For many of us navigating a website, were enamored by the cool features, videos, and pop-ups that appear on the screen in front of us. Our brains naturally consume the constant stimuli and can navigate a site easily to where we need to go. We don’t really have to think twice about what we are consuming.
For other people, however, this constant stimulation brings feelings of dizziness, vertigo, nausea, and headaches to name a few. For users with vestibular conditions or dizziness, navigating a website can be an overwhelming experience. Constant scrolling, video autoplay, and other elements can not only trigger these symptoms but can quite literally hurt your user.
We know everyone’s experience with your website is different and we want your Iowa website to be easily accessible. Today, we’ll look at one aspect of accessibility, video autoplay and discuss how to make your website compatible with the needs of all visitors.
What is video autoplay?
Video autoplay is essentially a video that automatically plays when a user visits a page on your website. These videos can be shot from any angle. In autoplay, there is no feature to start the play of the video as it happens automatically when a user visits your site.
How video autoplay is hurting your user
While videography can be a helpful tool to tell the story of your Iowa website, department or unit (and help the user envision themselves on campus), it is important to consider how to use it in order to provide the best experience for your user.
For starters, autoplay for any user can be quite annoying. The constant stream of video, sound, and movement can cause them to immediately silence the sound, allowing them the ability to focus on the website content itself.
For other users, video autoplay is more than a minor annoyance, it can be damaging. For users with disabilities or vestibular issues, video autoplay can make your site essentially unusable. According to the Bureau of Internet Accessibility, some users can experience:
- Confusion or distraction for users with cognitive disabilities
- Seizures and other physical reactions for users with certain medical conditions
- Frustration with site navigation making it more challenging, instead of allowing a user to navigate the site in a natural, intuitive way
- Irritation as a user is unable to understand the site’s content particularly, those who utilize text-to-speech software and screen readers
Things to consider
If you do choose to use autoplay on your website, do so with great caution.
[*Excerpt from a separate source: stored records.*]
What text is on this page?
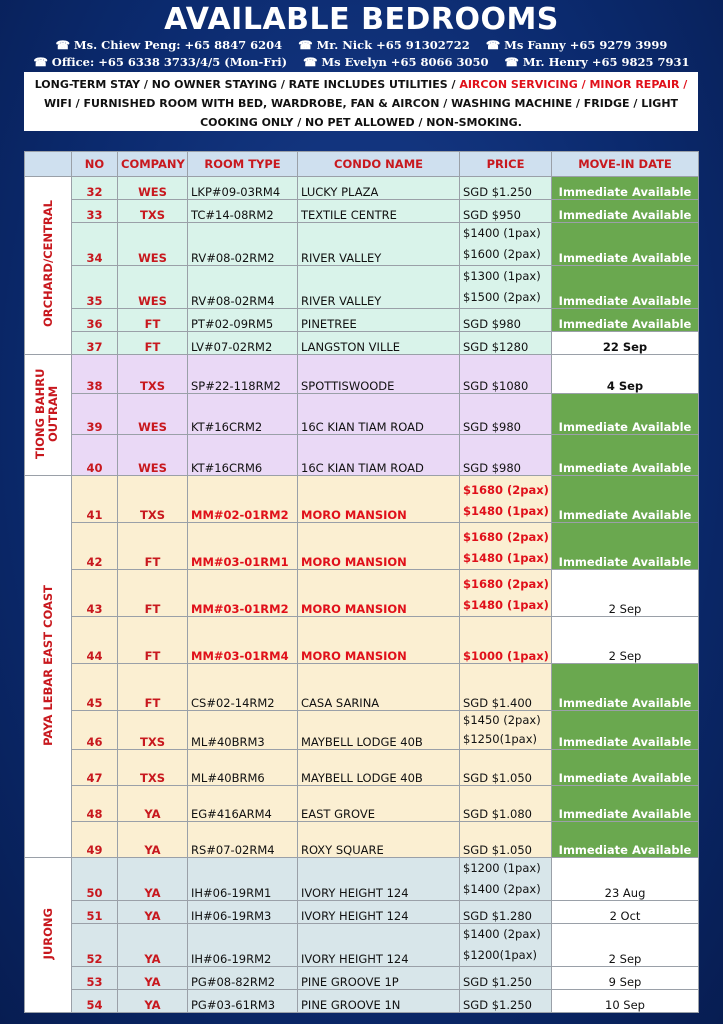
AVAILABLE BEDROOMS
☎ Ms. Chiew Peng: +65 8847 6204 ☎ Mr. Nick +65 91302722 ☎ Ms Fanny +65 9279 3999
☎ Office: +65 6338 3733/4/5 (Mon-Fri) ☎ Ms Evelyn +65 8066 3050 ☎ Mr. Henry +65 9825 7931
LONG-TERM STAY / NO OWNER STAYING / RATE INCLUDES UTILITIES / AIRCON SERVICING / MINOR REPAIR /
WIFI / FURNISHED ROOM WITH BED, WARDROBE, FAN & AIRCON / WASHING MACHINE / FRIDGE / LIGHT
COOKING ONLY / NO PET ALLOWED / NON-SMOKING.
	NO	COMPANY	ROOM TYPE	CONDO NAME	PRICE	MOVE-IN DATE
ORCHARD/CENTRAL	32	WES	LKP#09-03RM4	LUCKY PLAZA	SGD $1.250	Immediate Available
	33	TXS	TC#14-08RM2	TEXTILE CENTRE	SGD $950	Immediate Available
	34	WES	RV#08-02RM2	RIVER VALLEY	$1400 (1pax)
$1600 (2pax)	Immediate Available
	35	WES	RV#08-02RM4	RIVER VALLEY	$1300 (1pax)
$1500 (2pax)	Immediate Available
	36	FT	PT#02-09RM5	PINETREE	SGD $980	Immediate Available
	37	FT	LV#07-02RM2	LANGSTON VILLE	SGD $1280	22 Sep
TIONG BAHRU OUTRAM	38	TXS	SP#22-118RM2	SPOTTISWOODE	SGD $1080	4 Sep
	39	WES	KT#16CRM2	16C KIAN TIAM ROAD	SGD $980	Immediate Available
	40	WES	KT#16CRM6	16C KIAN TIAM ROAD	SGD $980	Immediate Available
PAYA LEBAR EAST COAST	41	TXS	MM#02-01RM2	MORO MANSION	$1680 (2pax)
$1480 (1pax)	Immediate Available
	42	FT	MM#03-01RM1	MORO MANSION	$1680 (2pax)
$1480 (1pax)	Immediate Available
	43	FT	MM#03-01RM2	MORO MANSION	$1680 (2pax)
$1480 (1pax)	2 Sep
	44	FT	MM#03-01RM4	MORO MANSION	$1000 (1pax)	2 Sep
	45	FT	CS#02-14RM2	CASA SARINA	SGD $1.400	Immediate Available
	46	TXS	ML#40BRM3	MAYBELL LODGE 40B	$1450 (2pax)
$1250(1pax)	Immediate Available
	47	TXS	ML#40BRM6	MAYBELL LODGE 40B	SGD $1.050	Immediate Available
	48	YA	EG#416ARM4	EAST GROVE	SGD $1.080	Immediate Available
	49	YA	RS#07-02RM4	ROXY SQUARE	SGD $1.050	Immediate Available
JURONG	50	YA	IH#06-19RM1	IVORY HEIGHT 124	$1200 (1pax)
$1400 (2pax)	23 Aug
	51	YA	IH#06-19RM3	IVORY HEIGHT 124	SGD $1.280	2 Oct
	52	YA	IH#06-19RM2	IVORY HEIGHT 124	$1400 (2pax)
$1200(1pax)	2 Sep
	53	YA	PG#08-82RM2	PINE GROOVE 1P	SGD $1.250	9 Sep
	54	YA	PG#03-61RM3	PINE GROOVE 1N	SGD $1.250	10 Sep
Video as a format can be extremely visually interesting and engaging, however, we recommend limiting its use and taking great care to ensure its accessibility.
One easy thing you can do (if you choose to incorporate video) is change from autoplay to click-to-play. Click-to-play allows your users to manually play your video whenever they choose. This provides the user with the control and allows them to play the video should they choose to do so. Under WCAG guidelines, any media that autoplays, should have controls that allow the users of the option of pause or stop playback.
Accessibility is an essential requirement for all Iowa websites. Making sure that all your users can read, hear, and see everything your site has to offer is critical. Reconsidering the use of video autoplay will allow all users, regardless of background or ability, to have a positive experience on your website.